Consider systems that have very slow single-core performance, but lots of coresm such as aarch64 systems. I have such a system, and have portage build binpkgs of all installed packages. If I run `emerge --emptytree @world`, I get around 200 binpkgs queued for installation. This is great coverage of binary packages, but what I observe is that this takes a *very long time*, hours, even though we're only dealing with a few GB worth of extracted files. Watching the list of processes in htop, i see that portage is scheduling the decompression of these binary packages in about the same order that it would do the installation of packages from source. I propose that binpkgs should have the extraction/decompression done without regard to the installation order, and in parallel up to the number of --jobs, and that the decompression/extraction should proceed ahead of the installation of the decompressed/extracted packages. Installation of the extracted/decompressed files can still happen in the normal order. Reproducible: Always
What compression are you using? Even on slower machines, often you can use e.g. zstd and get very low resource usage & fast decompression .... but also, you could just use a format for binpkgs which supports parallel compression and decompression, like xz?
I think it's much more that portage should try to unpack X binpkgs at a time (jobs?) and only serialise the actual "merge to live-fs and VDB-update". I wonder if the existing parallel emerge code would actually achieve this. With the vast amount of cores available, the disk IO should be completely saturated since creating and moving files should be the main bottle-neck here. With the final merge and VDB update requiring a serial execution style you want to burn as much IOs as you can in preparational steps (unpacking).
That's a fair point.
(In reply to Sam James from comment #3) > That's a fair point. (+ qmerge being so much faster for doing this kind of shows the potential here, even though it's not parallel IIRC).
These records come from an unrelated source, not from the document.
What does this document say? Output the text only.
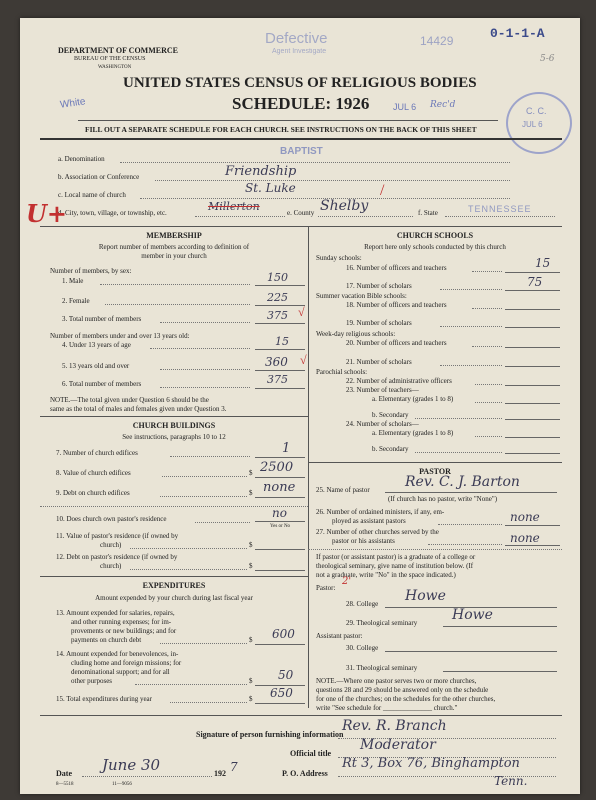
DEPARTMENT OF COMMERCE
BUREAU OF THE CENSUS
WASHINGTON
Defective
Agent Investigate
14429	0-1-1-A
5-6
White
UNITED STATES CENSUS OF RELIGIOUS BODIES
SCHEDULE: 1926	JUL 6 Rec'd
C. C.
JUL 6
FILL OUT A SEPARATE SCHEDULE FOR EACH CHURCH. SEE INSTRUCTIONS ON THE BACK OF THIS SHEET
a. Denomination
BAPTIST
b. Association or Conference	Friendship
c. Local name of church	St. Luke
d. City, town, village, or township, etc.	Millerton	e. County Shelby
/
f. State	TENNESSEE
U+
MEMBERSHIP
Report number of members according to definition of
member in your church
Number of members, by sex:
1. Male	150
2. Female	225
3. Total number of members	375 √
Number of members under and over 13 years old:
4. Under 13 years of age	15
5. 13 years old and over	360 √
6. Total number of members	375
NOTE.—The total given under Question 6 should be the
same as the total of males and females given under Question 3.
CHURCH BUILDINGS
See instructions, paragraphs 10 to 12
7. Number of church edifices	1
8. Value of church edifices	$ 2500
9. Debt on church edifices	$ none
10. Does church own pastor's residence	no
Yes or No
11. Value of pastor's residence (if owned by
church)	$
12. Debt on pastor's residence (if owned by
church)	$
EXPENDITURES
Amount expended by your church during last fiscal year
13. Amount expended for salaries, repairs,
and other running expenses; for im-
provements or new buildings; and for
payments on church debt	$ 600
14. Amount expended for benevolences, in-
cluding home and foreign missions; for
denominational support; and for all
other purposes	$ 50
15. Total expenditures during year	$ 650
CHURCH SCHOOLS
Report here only schools conducted by this church
Sunday schools:
16. Number of officers and teachers	15
17. Number of scholars	75
Summer vacation Bible schools:
18. Number of officers and teachers
19. Number of scholars
Week-day religious schools:
20. Number of officers and teachers
21. Number of scholars
Parochial schools:
22. Number of administrative officers
23. Number of teachers—
a. Elementary (grades 1 to 8)
b. Secondary
24. Number of scholars—
a. Elementary (grades 1 to 8)
b. Secondary
PASTOR
25. Name of pastor	Rev. C. J. Barton
(If church has no pastor, write "None")
26. Number of ordained ministers, if any, em-
ployed as assistant pastors	none
27. Number of other churches served by the
pastor or his assistants	none
If pastor (or assistant pastor) is a graduate of a college or
theological seminary, give name of institution below. (If
not a graduate, write "No" in the space indicated.)
Pastor:
2'
28. College Howe
29. Theological seminary Howe
Assistant pastor:
30. College
31. Theological seminary
NOTE.—Where one pastor serves two or more churches,
questions 28 and 29 should be answered only on the schedule
for one of the churches; on the schedules for the other churches,
write "See schedule for ______________ church."
Signature of person furnishing information
Rev. R. Branch
Official title
Moderator
Date June 30	192 7	P. O. Address
Rt 3, Box 76, Binghampton
Tenn.
8—5518	11—9056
(In reply to Sam James from comment #4) > (In reply to Sam James from comment #3) > > That's a fair point. > > (+ qmerge being so much faster for doing this kind of shows the potential > here, even though it's not parallel IIRC). Correct, qmerge is completely single-threaded at this point. If it is faster than Portage, the overhead likely lives in filesystem interaction and mask calculations.
(In reply to Fabian Groffen from comment #2) > I think it's much more that portage should try to unpack X binpkgs at a time > (jobs?) and only serialise the actual "merge to live-fs and VDB-update". This is what I'm suggesting, yes.
(In reply to Sam James from comment #1) > What compression are you using? Even on slower machines, often you can use > e.g. zstd and get very low resource usage & fast decompression I've used different compression, and settings, you're right that zstd is faster, but it still bottlenecks on the same order of package installation, just faster.
The current one is decompressing the binpkg after pkg_setup, which I don't think it is easy to move to another queue. You can try "parallel-install" feature, if it does do it in parallel. (and the issue in the above link)